When is the next shuttle mission scheduled to fly?greenspun.com : LUSENET : TimeBomb 2000 (Y2000) : One Thread
Progress on getting the next mission back into orbit may be a good indicator on how well we are really doing, and provide a truer picture of the governments view on things.
-- (firstname.lastname@example.org), January 12, 2000
Well, you will note that we flew a whopping THREE shuttle missions in 1999. That's just one more than we flew in 1981. The orbiter fleet is really showing its age in a lot of ways...and, frankly, the space shuttle program was a crock from the word go. You may enjoy keeping an eye on the manned spaceflight gang at NASA in the next couple of years. I think there's a decent chance that there is going to be some blood in the halls when people start to realize that we don't have a reliable vehicle for putting people into low orbit...and that the space station has no clothes.

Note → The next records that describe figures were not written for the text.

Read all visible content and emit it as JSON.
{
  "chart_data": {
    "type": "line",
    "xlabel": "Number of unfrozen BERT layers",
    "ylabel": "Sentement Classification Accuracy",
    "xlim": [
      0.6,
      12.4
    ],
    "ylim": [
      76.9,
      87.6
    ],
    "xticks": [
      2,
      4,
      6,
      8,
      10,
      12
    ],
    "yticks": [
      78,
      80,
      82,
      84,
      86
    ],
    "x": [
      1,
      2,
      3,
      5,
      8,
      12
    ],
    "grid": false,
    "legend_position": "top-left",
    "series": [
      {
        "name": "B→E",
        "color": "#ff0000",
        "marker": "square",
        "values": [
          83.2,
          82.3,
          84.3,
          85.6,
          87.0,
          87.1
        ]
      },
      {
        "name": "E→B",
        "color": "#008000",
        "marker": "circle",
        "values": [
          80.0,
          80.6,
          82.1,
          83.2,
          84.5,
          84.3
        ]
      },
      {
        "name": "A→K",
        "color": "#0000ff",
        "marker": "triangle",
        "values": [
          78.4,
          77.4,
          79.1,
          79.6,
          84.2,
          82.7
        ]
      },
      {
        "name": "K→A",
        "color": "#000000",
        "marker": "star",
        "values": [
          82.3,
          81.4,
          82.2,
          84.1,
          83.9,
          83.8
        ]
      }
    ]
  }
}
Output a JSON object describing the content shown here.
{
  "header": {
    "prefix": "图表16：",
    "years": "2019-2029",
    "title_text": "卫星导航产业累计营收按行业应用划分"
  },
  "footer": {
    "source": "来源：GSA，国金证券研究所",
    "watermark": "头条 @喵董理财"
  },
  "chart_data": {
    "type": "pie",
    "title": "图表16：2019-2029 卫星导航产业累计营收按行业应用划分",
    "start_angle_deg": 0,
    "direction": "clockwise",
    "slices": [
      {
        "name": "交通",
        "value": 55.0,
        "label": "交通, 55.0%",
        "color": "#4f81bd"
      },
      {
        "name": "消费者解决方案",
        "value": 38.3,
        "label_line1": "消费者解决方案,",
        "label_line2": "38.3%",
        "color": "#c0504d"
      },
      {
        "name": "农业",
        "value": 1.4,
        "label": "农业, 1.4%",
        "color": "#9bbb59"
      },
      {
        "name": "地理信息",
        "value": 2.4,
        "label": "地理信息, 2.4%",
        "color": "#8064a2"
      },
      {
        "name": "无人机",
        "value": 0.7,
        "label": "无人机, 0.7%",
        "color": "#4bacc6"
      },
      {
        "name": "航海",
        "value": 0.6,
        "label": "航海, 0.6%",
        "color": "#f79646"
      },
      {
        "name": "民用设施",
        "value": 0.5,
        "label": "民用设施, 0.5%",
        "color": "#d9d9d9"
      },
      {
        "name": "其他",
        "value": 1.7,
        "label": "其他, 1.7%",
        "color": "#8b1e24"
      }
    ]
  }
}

But, as far a shuttle flights being a good indicator on Y2K, I have to disagree. The shuttle is just this side of falling apart, Y2K or no. If you want to observe UNMANNED rocket flights, www.spacedaily.com is the site for you.
-- Craig Kenneth Bryant (email@example.com), January 12, 2000.
Unsubstantiated, word of mouth reports claim the shuttle Endeavour is scheduled to launch on Jan 31, 2000, at 12:47pm, on STS-99 from pad 39-A. http://www-pao.ksc.nasa.gov/kscpao/schedule/ mixfleet.htm#shuttle
-- harl (firstname.lastname@example.org), January 14, 2000.
Wouldn't Guy Fawkes day be more appropriate?